General trial information
Trial proposals are introduced by hematologists in the relevant disease specific working group. During the working group meetings, the proposals are discussed and together it is determined to what extent the study proposal is in line with the current international scientific developments, patient interests and feasibility. After a positive decision, the principle investigator starts writing a first protocol draft.
Together with the CEO of HOVON, funding needs to be found. When funding is in place, the trial will be discussed with the HOVON board. A new trial receives a HOVON number after signing a start-up agreement or after the feasibility meeting between clinical operations and the principal investigator, whatever comes first.
Clinical Operations a trial will appoint a team that guides the development of the protocol and the operational aspects in order to start inclusion of patients. The study team is responsible for the central submission procedure, the development of the database and the logistic organization necessary for implementing the trial. The trial team does this in close collaboration with the Principal Investigator of the trial.
Please find the templates for the Trial Proposal Form to announce a new trial and HOVON protocol and ICF templates at the trial start-up section after logging in on the HOVON website [General trial information > Trial start-up > Trial start-up documents]
Within the HOVON, trials are implemented according to the EU Directives and the GCP guidelines.
Participating in a trial
HOVON's goal is to have as much sites participating in a trial. Regretfully the budgets might form a limiting factor. Via a survey, we request hospitals to indicate if they are interested. These surveys are always send out to the site contact person (as shown in the site details (section hospitals > contact details after log in), and trial coordinators (when known). If there are more sites willing to participate then financially feasible, an advice is requested from the committee Trials & Support taking into account the start-up times, the quality of the site and the geographical coverage (within the Netherlands). If you did not receive the survey and you do wish to participate, you can contact HOVON. HOVON will check if it is still possible to participate and if so, what is expected of you.
Like HOVON, there are also other hematological study groups operating in and outside Europe. Working together is increasingly important because trials have more often a focus on a limited group of patients with a specific disease. These collaborations are important to maintain a high accrual of patients in the trial and will ensure that treatment development moves on.
With these collaborations HOVON will not always be in the lead. These trials are indicated as intergroup trials. In these cases there is less opportunity to follow the HOVON procedures.
At section About HOVON, we provide policy documents who clarify this type of collaboration.

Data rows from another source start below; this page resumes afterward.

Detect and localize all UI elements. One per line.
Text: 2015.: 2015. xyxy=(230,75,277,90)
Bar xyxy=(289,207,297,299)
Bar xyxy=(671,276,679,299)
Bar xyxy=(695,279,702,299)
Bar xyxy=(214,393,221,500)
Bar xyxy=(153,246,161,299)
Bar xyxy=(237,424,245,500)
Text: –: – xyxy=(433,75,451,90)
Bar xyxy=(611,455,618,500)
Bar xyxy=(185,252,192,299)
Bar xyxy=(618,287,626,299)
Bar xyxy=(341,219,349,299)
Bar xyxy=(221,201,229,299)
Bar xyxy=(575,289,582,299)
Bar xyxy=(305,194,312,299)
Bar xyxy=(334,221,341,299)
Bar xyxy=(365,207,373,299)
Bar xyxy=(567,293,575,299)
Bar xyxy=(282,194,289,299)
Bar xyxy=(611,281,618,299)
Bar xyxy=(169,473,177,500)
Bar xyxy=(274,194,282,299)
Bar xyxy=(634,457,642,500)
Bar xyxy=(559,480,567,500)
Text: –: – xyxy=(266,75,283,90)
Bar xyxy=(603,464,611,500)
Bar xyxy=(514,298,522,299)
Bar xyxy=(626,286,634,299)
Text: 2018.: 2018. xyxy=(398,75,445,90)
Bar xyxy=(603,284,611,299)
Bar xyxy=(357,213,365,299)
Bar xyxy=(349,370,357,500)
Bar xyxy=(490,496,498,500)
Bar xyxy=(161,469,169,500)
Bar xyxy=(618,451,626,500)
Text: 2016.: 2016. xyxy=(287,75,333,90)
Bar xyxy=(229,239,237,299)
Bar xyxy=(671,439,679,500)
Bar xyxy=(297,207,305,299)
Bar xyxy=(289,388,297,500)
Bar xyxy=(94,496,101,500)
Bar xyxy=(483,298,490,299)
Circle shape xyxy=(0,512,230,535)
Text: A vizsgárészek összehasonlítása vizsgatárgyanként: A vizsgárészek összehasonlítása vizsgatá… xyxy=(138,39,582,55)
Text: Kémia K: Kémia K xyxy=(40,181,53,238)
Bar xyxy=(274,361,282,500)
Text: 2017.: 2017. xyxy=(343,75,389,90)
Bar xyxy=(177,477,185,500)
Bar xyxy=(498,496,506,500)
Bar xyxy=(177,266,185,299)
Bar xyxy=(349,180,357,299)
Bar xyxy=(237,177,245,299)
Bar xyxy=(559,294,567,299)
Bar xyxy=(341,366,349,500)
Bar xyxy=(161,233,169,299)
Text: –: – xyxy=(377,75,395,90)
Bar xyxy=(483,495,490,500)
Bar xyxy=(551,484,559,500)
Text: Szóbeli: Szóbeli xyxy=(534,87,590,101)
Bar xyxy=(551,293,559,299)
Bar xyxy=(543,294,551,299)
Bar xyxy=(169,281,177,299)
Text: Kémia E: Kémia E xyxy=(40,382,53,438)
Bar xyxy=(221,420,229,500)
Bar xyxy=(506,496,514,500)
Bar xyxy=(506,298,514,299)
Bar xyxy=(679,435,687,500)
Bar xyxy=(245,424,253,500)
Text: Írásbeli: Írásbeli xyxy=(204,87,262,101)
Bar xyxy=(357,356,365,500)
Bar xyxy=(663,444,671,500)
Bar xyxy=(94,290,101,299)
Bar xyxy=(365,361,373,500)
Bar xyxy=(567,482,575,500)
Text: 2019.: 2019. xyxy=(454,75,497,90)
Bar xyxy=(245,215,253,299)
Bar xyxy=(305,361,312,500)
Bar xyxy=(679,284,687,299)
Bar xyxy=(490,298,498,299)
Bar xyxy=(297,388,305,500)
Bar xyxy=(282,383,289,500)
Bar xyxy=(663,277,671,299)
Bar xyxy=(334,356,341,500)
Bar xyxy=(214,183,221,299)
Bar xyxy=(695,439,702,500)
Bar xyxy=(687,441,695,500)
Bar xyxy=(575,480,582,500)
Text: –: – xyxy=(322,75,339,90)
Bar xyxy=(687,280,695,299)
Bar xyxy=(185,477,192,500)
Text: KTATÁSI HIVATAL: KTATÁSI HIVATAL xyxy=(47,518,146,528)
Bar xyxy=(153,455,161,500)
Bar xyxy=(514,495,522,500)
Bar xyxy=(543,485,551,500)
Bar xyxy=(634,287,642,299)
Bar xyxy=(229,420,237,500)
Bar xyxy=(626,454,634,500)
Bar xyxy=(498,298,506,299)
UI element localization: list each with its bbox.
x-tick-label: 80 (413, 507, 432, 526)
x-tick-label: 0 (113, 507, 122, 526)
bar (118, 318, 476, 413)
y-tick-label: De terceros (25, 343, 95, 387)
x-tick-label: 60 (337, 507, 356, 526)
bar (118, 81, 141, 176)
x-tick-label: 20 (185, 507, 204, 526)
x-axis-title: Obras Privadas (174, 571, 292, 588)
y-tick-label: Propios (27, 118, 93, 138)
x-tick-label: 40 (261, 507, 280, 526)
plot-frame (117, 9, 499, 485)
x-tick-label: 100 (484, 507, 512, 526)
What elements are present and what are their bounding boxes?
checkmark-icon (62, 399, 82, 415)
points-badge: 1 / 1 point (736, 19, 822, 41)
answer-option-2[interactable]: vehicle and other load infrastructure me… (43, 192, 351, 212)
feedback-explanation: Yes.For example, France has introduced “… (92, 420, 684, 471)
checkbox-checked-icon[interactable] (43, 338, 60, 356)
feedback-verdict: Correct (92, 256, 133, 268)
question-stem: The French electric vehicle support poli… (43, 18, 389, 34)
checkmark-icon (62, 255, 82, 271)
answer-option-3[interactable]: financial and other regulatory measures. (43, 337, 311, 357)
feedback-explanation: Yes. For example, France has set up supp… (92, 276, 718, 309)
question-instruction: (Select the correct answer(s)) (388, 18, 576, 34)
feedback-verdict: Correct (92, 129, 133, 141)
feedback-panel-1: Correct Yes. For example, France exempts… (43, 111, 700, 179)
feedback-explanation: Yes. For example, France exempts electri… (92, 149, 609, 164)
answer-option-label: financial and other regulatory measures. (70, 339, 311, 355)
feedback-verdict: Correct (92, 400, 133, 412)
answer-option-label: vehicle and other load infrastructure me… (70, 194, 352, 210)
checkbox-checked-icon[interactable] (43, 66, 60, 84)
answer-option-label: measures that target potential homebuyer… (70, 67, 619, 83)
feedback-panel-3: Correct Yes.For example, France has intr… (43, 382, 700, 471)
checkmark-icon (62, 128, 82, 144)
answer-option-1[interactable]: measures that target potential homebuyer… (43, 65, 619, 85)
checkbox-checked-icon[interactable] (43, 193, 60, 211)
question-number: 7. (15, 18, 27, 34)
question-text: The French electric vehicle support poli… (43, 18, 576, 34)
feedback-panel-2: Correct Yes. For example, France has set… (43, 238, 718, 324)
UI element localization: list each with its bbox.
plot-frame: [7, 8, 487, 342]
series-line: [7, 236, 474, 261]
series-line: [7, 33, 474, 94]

Since 2019 we have implemented a new study number system to distinguish between different types of trials:
- HO1XX: trials where HOVON performs the task of sponsor. The XX stands for the sequential number, e.g. HO156. This can continue upwards to HO499. Note: HO153 is the last intergroup study with HO1xx structure.
- HO5XX: trials where HOVON is a collaboration partner and another group is the sponsor (the so called intergroup studies), e.g. HO503. This can continue upwards to HO899.
- HO9XX: trials where HOVON is collecting data of the registration in a database for future research, e.g. HO902. This can continue upwards to HO999.
- SupHOXXX: for trials where an pharmaceutical company is the sponsor of the trial and HOVON provides support (Sup stands for support).
Registration of HOVON trials
HOVON registrates all her trials in acknowledged trial registry databases, like ClinicalTrials.gov. This is a Primary Registry acknowledged by WHO and ICMJE.